Horror is kind of like porn. Either it's convincing and effective or it's embarrassing and laughable. Don't Be Afraid of the Dark is the latter, and there isn't even any nudity. This haunted house of clich├ęs shepherded by Guillermo del Toro brings nary a new idea to the table, and doesn't even execute on old ones effectively. Chalk that up to first time feature director Troy Nixey, who does suspense about as well as Jenna Jameson does acting. And in the end, it's the audience that gets screwed.

Stop me if you've heard this one. A family at odds moves into a charming old mansion with a (gasp!) terrifying secret. If, during Don't Be Afraid of the Dark, you find your mouth agape, it's more likely your letting loose a yawn than a scream. Guy Pearce and Katie Holmes play parent and guardian respectively to Sally (Bailee Madison), a sulky Los Angeleno forcibly relocated to Rhode Island and relinquished into her father's care. While exploring the nooks and crannies of her lonely new home, Sally awakens a long-dormant evil, and yada yada yada.

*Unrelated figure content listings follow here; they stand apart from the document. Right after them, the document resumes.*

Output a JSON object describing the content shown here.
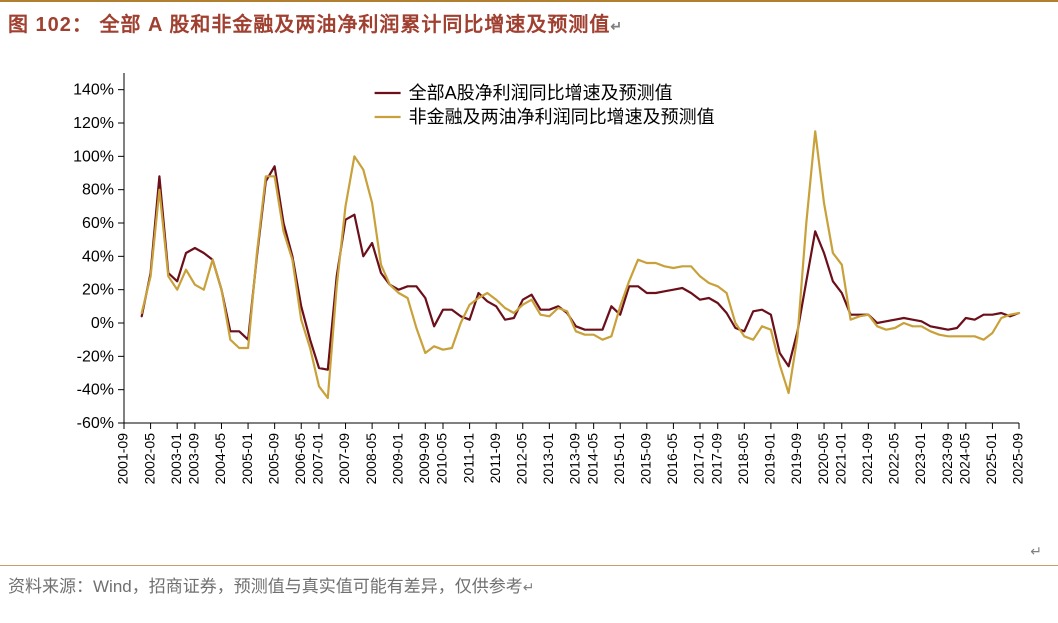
{
  "header": {
    "figure_label": "图 102：",
    "title_text": "全部 A 股和非金融及两油净利润累计同比增速及预测值",
    "trail_symbol": "↵"
  },
  "footer": {
    "source_text": "资料来源：Wind，招商证券，预测值与真实值可能有差异，仅供参考",
    "trail_symbol": "↵"
  },
  "chart": {
    "type": "line",
    "background_color": "#ffffff",
    "plot_border_color": "#000000",
    "plot_border_width": 1,
    "grid_on": false,
    "y_axis": {
      "min": -60,
      "max": 150,
      "tick_start": -60,
      "tick_step": 20,
      "tick_end": 140,
      "label_suffix": "%",
      "label_color": "#000000",
      "label_fontsize": 16
    },
    "x_axis": {
      "labels": [
        "2001-09",
        "2002-05",
        "2003-01",
        "2003-09",
        "2004-05",
        "2005-01",
        "2005-09",
        "2006-05",
        "2007-01",
        "2007-09",
        "2008-05",
        "2009-01",
        "2009-09",
        "2010-05",
        "2011-01",
        "2011-09",
        "2012-05",
        "2013-01",
        "2013-09",
        "2014-05",
        "2015-01",
        "2015-09",
        "2016-05",
        "2017-01",
        "2017-09",
        "2018-05",
        "2019-01",
        "2019-09",
        "2020-05",
        "2021-01",
        "2021-09",
        "2022-05",
        "2023-01",
        "2023-09",
        "2024-05",
        "2025-01",
        "2025-09"
      ],
      "label_color": "#000000",
      "label_fontsize": 14,
      "label_rotation": -90
    },
    "legend": {
      "position": "inside-top-center",
      "fontsize": 18,
      "text_color": "#000000",
      "line_length": 26
    },
    "series": [
      {
        "name": "全部A股净利润同比增速及预测值",
        "color": "#6b0f1a",
        "line_width": 2.2,
        "dash": "solid",
        "data": [
          null,
          null,
          4,
          30,
          88,
          30,
          25,
          42,
          45,
          42,
          38,
          20,
          -5,
          -5,
          -10,
          40,
          85,
          94,
          60,
          40,
          10,
          -10,
          -27,
          -28,
          28,
          62,
          65,
          40,
          48,
          30,
          23,
          20,
          22,
          22,
          15,
          -2,
          8,
          8,
          4,
          2,
          18,
          13,
          10,
          2,
          3,
          14,
          17,
          8,
          8,
          10,
          6,
          -2,
          -4,
          -4,
          -4,
          10,
          5,
          22,
          22,
          18,
          18,
          19,
          20,
          21,
          18,
          14,
          15,
          12,
          6,
          -3,
          -5,
          7,
          8,
          5,
          -18,
          -26,
          -5,
          25,
          55,
          42,
          25,
          18,
          5,
          5,
          5,
          0,
          1,
          2,
          3,
          2,
          1,
          -2,
          -3,
          -4,
          -3,
          3,
          2,
          5,
          5,
          6,
          4,
          6
        ]
      },
      {
        "name": "非金融及两油净利润同比增速及预测值",
        "color": "#c9a13b",
        "line_width": 2.2,
        "dash": "solid",
        "data": [
          null,
          null,
          6,
          28,
          80,
          28,
          20,
          32,
          23,
          20,
          38,
          20,
          -10,
          -15,
          -15,
          42,
          88,
          88,
          55,
          38,
          2,
          -15,
          -38,
          -45,
          22,
          70,
          100,
          92,
          72,
          35,
          23,
          18,
          15,
          -3,
          -18,
          -14,
          -16,
          -15,
          0,
          11,
          15,
          18,
          14,
          9,
          6,
          11,
          14,
          5,
          4,
          9,
          7,
          -5,
          -7,
          -7,
          -10,
          -8,
          10,
          25,
          38,
          36,
          36,
          34,
          33,
          34,
          34,
          28,
          24,
          22,
          18,
          0,
          -8,
          -10,
          -2,
          -4,
          -25,
          -42,
          -8,
          60,
          115,
          72,
          42,
          35,
          2,
          4,
          5,
          -2,
          -4,
          -3,
          0,
          -2,
          -2,
          -5,
          -7,
          -8,
          -8,
          -8,
          -8,
          -10,
          -6,
          3,
          5,
          6
        ]
      }
    ]
  },
  "colors": {
    "title_color": "#a04030",
    "rule_color": "#b08030",
    "footer_color": "#707070"
  }
}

Where it isn't derivative, Nixey's film is asinine. Even the title makes no sense. Don't Be Afraid of the Dark is a movie that validates fear of the dark. The characters don't surmount their supernatural oppressors with courage; they fight them with light. That is, when they think to. Somebody ought to propose an "all lights all the time" policy in this house, because the amount of time spent fumbling for flashlights is entirely unnecessary.

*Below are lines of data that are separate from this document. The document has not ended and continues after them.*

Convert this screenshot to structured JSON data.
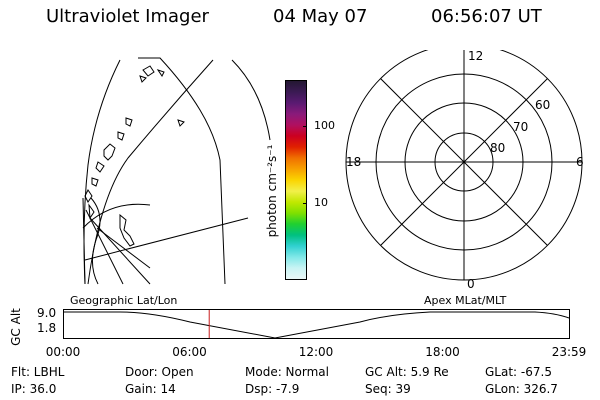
{
  "header": {
    "title": "Ultraviolet Imager",
    "date": "04 May 07",
    "time": "06:56:07 UT"
  },
  "colorbar": {
    "unit_label": "photon cm⁻²s⁻¹",
    "ticks": [
      {
        "label": "100",
        "value": 100
      },
      {
        "label": "10",
        "value": 10
      }
    ],
    "colors": [
      "#241732",
      "#3b1a54",
      "#5a1a72",
      "#8a1a7a",
      "#b01060",
      "#cc0020",
      "#e02000",
      "#f07000",
      "#f7a000",
      "#fbd400",
      "#f2f04a",
      "#c2e800",
      "#80e000",
      "#20d030",
      "#00c080",
      "#30d0d0",
      "#80e8e8",
      "#c8f4f4",
      "#eaf6f6"
    ]
  },
  "polar": {
    "labels": {
      "top": "12",
      "bottom": "0",
      "left": "18",
      "right": "6"
    },
    "rings": [
      "60",
      "70",
      "80"
    ]
  },
  "map_labels": {
    "left": "Geographic Lat/Lon",
    "right": "Apex MLat/MLT"
  },
  "timeline": {
    "axis_title": "GC Alt",
    "y_ticks": [
      "9.0",
      "1.8"
    ],
    "x_ticks": [
      "00:00",
      "06:00",
      "12:00",
      "18:00",
      "23:59"
    ],
    "current_time_hours": 6.935,
    "marker_color": "#c81e1e"
  },
  "info": {
    "flt": "Flt: LBHL",
    "ip": "IP: 36.0",
    "door": "Door: Open",
    "gain": "Gain: 14",
    "mode": "Mode: Normal",
    "dsp": "Dsp:     -7.9",
    "gcalt": "GC Alt: 5.9 Re",
    "seq": "Seq: 39",
    "glat": "GLat: -67.5",
    "glon": "GLon: 326.7"
  }
}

Del Toro co-wrote the screenplay with Matthew Robbins, and there isn't a fresh idea between them. A thematically faithful remake of the 1973 TV movie of the same name, 2011's Don't Be Afraid of the Dark is haunted by logical fallacies, dull stereotypes, and uninspired scare tactics. Has del Toro become so ensconced in his producorial duties that his writing has irrevocably lost its creative spark? I hope for The Hobbit's sake it hasn't.

Don't Be Afraid of the Dark is so uniformly sloppy, however, that no one person can shoulder the blame. The acting is subpar; I can't remember the last time I saw an entire cast deliver such a collectively mediocre performance. Whether fault lies with the actors themselves or the inexperienced director is debatable, but that the film suffers is undeniable.

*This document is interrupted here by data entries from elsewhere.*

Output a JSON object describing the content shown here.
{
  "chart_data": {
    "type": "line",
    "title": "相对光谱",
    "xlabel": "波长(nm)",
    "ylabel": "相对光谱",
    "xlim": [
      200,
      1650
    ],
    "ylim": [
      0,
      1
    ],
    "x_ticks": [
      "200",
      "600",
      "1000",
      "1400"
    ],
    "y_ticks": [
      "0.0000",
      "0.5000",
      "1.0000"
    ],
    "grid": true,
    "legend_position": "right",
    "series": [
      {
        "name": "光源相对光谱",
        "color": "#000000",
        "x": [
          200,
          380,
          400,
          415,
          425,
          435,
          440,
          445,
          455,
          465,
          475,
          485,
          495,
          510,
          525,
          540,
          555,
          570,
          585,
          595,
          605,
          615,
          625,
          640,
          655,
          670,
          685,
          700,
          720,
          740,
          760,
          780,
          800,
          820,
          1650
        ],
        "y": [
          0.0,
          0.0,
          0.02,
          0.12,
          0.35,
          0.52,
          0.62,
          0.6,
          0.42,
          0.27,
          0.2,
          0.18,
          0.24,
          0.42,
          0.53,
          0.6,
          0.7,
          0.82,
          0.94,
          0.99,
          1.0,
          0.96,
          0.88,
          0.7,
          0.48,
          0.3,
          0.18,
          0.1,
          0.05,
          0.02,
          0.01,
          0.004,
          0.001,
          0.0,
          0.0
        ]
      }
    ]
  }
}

If a paltry few circumstantially effective jump scares are your measure of success, then by all means plunk down your 11 bucks for Don't Be Afraid of the Dark. Just don't expect to be afraid. Every year we get a few great dramas, and one or two good comedy and action flicks. What gives? Why should horror have the lowest success ratio, and its fans the lowest standards? When was the last time a film genuinely scared you?

Audiences shouldn't settle for Don't Be Afraid of the Dark. Like a bad porno, we're left bored by its expository sequences in anticipation of the action. And then the action arrives and underwhelms. We can't even fast-forward. The whole dim, dumb movie is an exercise in textbook tedium, created as though by combining at random items from the approved horror glossary, 666th edition. Horror, like porn, leans on the believability of its flimsily constructed reality. When that spell is broken, it's only too apparent that you're staring at some guy's bare ass. In this case, del Toro's.